Gigaton often zips along so quickly that on first listen it’s easy to miss the details that make it so special – the surging riffs of opener Who Ever Said, for one, camouflages just how unorthodox its structure actually is. The scratchy garage-rock of Superblood Wolfmoon, meanwhile, is so joyous-sounding that the gravity of its lyrics (‘Love notwithstanding, we are each of us fucked’) might not initially register. Like so many of
the songs here, there’s much more going on than first meets the ear.

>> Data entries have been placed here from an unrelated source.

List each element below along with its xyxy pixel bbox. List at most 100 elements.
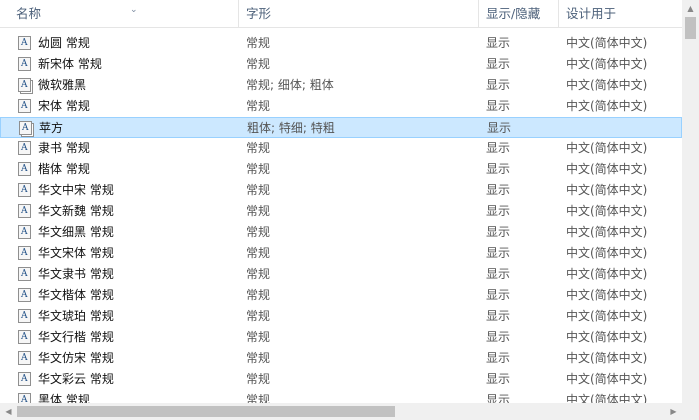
font-visibility: 显示 (486, 372, 511, 386)
font-visibility: 显示 (486, 393, 511, 403)
column-header-designed-for[interactable]: 设计用于 (560, 0, 682, 27)
column-header-name-label: 名称 (16, 6, 42, 21)
font-designed-for: 中文(简体中文) (566, 57, 648, 71)
font-name: 华文琥珀 常规 (38, 309, 114, 323)
font-row[interactable]: 隶书 常规 常规 显示 中文(简体中文) (0, 138, 682, 159)
font-style: 常规; 细体; 粗体 (246, 78, 334, 92)
scroll-left-arrow-icon[interactable]: ◀ (0, 403, 17, 420)
font-name: 华文彩云 常规 (38, 372, 114, 386)
font-designed-for: 中文(简体中文) (566, 246, 648, 260)
font-file-icon (18, 33, 31, 54)
column-header-style[interactable]: 字形 (240, 0, 478, 27)
font-file-icon (18, 327, 31, 348)
font-name: 华文行楷 常规 (38, 330, 114, 344)
font-style: 常规 (246, 141, 271, 155)
font-visibility: 显示 (486, 246, 511, 260)
font-file-icon (18, 285, 31, 306)
column-header-name[interactable]: 名称 ⌄ (10, 0, 238, 27)
font-file-icon (19, 118, 32, 139)
horizontal-scrollbar[interactable]: ◀ ▶ (0, 403, 682, 420)
font-file-icon (18, 222, 31, 243)
font-row[interactable]: 幼圆 常规 常规 显示 中文(简体中文) (0, 33, 682, 54)
font-style: 常规 (246, 36, 271, 50)
column-header-designed-for-label: 设计用于 (566, 6, 617, 21)
font-visibility: 显示 (487, 121, 512, 135)
font-row[interactable]: 华文细黑 常规 常规 显示 中文(简体中文) (0, 222, 682, 243)
font-name: 华文隶书 常规 (38, 267, 114, 281)
column-divider[interactable] (558, 0, 559, 27)
font-designed-for: 中文(简体中文) (566, 36, 648, 50)
font-visibility: 显示 (486, 183, 511, 197)
font-file-icon (18, 54, 31, 75)
font-file-icon (18, 180, 31, 201)
font-file-icon (18, 138, 31, 159)
column-divider[interactable] (238, 0, 239, 27)
font-name: 华文细黑 常规 (38, 225, 114, 239)
font-visibility: 显示 (486, 204, 511, 218)
font-name: 苹方 (39, 121, 64, 135)
font-name: 隶书 常规 (38, 141, 90, 155)
font-designed-for: 中文(简体中文) (566, 393, 648, 403)
font-visibility: 显示 (486, 78, 511, 92)
scroll-right-arrow-icon[interactable]: ▶ (665, 403, 682, 420)
vertical-scroll-thumb[interactable] (685, 17, 696, 39)
column-header-bar: 名称 ⌄ 字形 显示/隐藏 设计用于 (0, 0, 682, 28)
column-header-style-label: 字形 (246, 6, 272, 21)
font-name: 新宋体 常规 (38, 57, 102, 71)
font-style: 常规 (246, 288, 271, 302)
font-row[interactable]: 华文楷体 常规 常规 显示 中文(简体中文) (0, 285, 682, 306)
scrollbar-corner (682, 403, 699, 420)
font-style: 常规 (246, 99, 271, 113)
font-style: 常规 (246, 57, 271, 71)
font-designed-for: 中文(简体中文) (566, 225, 648, 239)
font-file-icon (18, 96, 31, 117)
font-visibility: 显示 (486, 267, 511, 281)
font-designed-for: 中文(简体中文) (566, 351, 648, 365)
font-file-icon (18, 243, 31, 264)
font-designed-for: 中文(简体中文) (566, 141, 648, 155)
font-list-view[interactable]: 名称 ⌄ 字形 显示/隐藏 设计用于 幼圆 常规常规显示中文(简体中文)新宋体 … (0, 0, 682, 403)
font-designed-for: 中文(简体中文) (566, 162, 648, 176)
font-designed-for: 中文(简体中文) (566, 330, 648, 344)
font-row[interactable]: 华文中宋 常规 常规 显示 中文(简体中文) (0, 180, 682, 201)
font-style: 常规 (246, 351, 271, 365)
font-name: 宋体 常规 (38, 99, 90, 113)
font-style: 常规 (246, 162, 271, 176)
chevron-down-icon: ⌄ (130, 5, 138, 15)
font-row[interactable]: 黑体 常规 常规 显示 中文(简体中文) (0, 390, 682, 403)
font-row[interactable]: 宋体 常规 常规 显示 中文(简体中文) (0, 96, 682, 117)
font-row[interactable]: 华文仿宋 常规 常规 显示 中文(简体中文) (0, 348, 682, 369)
font-row[interactable]: 华文琥珀 常规 常规 显示 中文(简体中文) (0, 306, 682, 327)
column-header-show-hide[interactable]: 显示/隐藏 (480, 0, 558, 27)
font-file-icon (18, 306, 31, 327)
font-visibility: 显示 (486, 162, 511, 176)
font-row[interactable]: 华文新魏 常规 常规 显示 中文(简体中文) (0, 201, 682, 222)
column-divider[interactable] (478, 0, 479, 27)
font-row[interactable]: 华文隶书 常规 常规 显示 中文(简体中文) (0, 264, 682, 285)
vertical-scrollbar[interactable]: ▲ (682, 0, 699, 403)
font-row[interactable]: 微软雅黑 常规; 细体; 粗体 显示 中文(简体中文) (0, 75, 682, 96)
font-row[interactable]: 华文彩云 常规 常规 显示 中文(简体中文) (0, 369, 682, 390)
font-designed-for: 中文(简体中文) (566, 267, 648, 281)
font-name: 华文中宋 常规 (38, 183, 114, 197)
font-style: 常规 (246, 225, 271, 239)
font-row[interactable]: 新宋体 常规 常规 显示 中文(简体中文) (0, 54, 682, 75)
scroll-up-arrow-icon[interactable]: ▲ (682, 0, 699, 17)
font-visibility: 显示 (486, 141, 511, 155)
font-style: 常规 (246, 267, 271, 281)
horizontal-scroll-thumb[interactable] (17, 406, 395, 417)
font-style: 常规 (246, 393, 271, 403)
font-row[interactable]: 楷体 常规 常规 显示 中文(简体中文) (0, 159, 682, 180)
font-name: 华文新魏 常规 (38, 204, 114, 218)
font-file-icon (18, 264, 31, 285)
font-visibility: 显示 (486, 57, 511, 71)
font-row[interactable]: 华文宋体 常规 常规 显示 中文(简体中文) (0, 243, 682, 264)
font-file-icon (18, 159, 31, 180)
font-name: 幼圆 常规 (38, 36, 90, 50)
font-row[interactable]: 华文行楷 常规 常规 显示 中文(简体中文) (0, 327, 682, 348)
font-name: 黑体 常规 (38, 393, 90, 403)
font-row[interactable]: 苹方 粗体; 特细; 特粗 显示 (0, 117, 682, 139)
font-visibility: 显示 (486, 225, 511, 239)
font-style: 常规 (246, 309, 271, 323)
font-visibility: 显示 (486, 351, 511, 365)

It’s an album that’s also defined by its musical elasticity. Much has already been made of the spectacular lead single Dance Of The Clairvoyants, with its funk-inspired breakdown and grand convergence of spiralling melodies. It’s not alone in its boldness, however. Take the Jeff Ament-penned Alright, for example, a hushed ode
to self-reliance with plinking kalimba notes
as its spine.
Often, however, Gigaton is a record fuelled by a feeling of burning indignation. Over a hammering bassline, Quick Escape issues an apocalyptic dispatch from a future in which humanity is marooned on Mars. No, really: ‘The lengths we had to go to then to find a place Trump hadn’t fucked up yet,’ seethes Eddie. Two songs later, The Donald reappears on Seven O’Clock, which contrasts the great Native American leader Sitting Bull with the ‘Sitting Bullshit as our own sitting president.’ By the time that rousing ‘Much to be done’ warning comes to an end, it has confidently and deservedly established itself as one of the greatest songs Pearl Jam have ever written.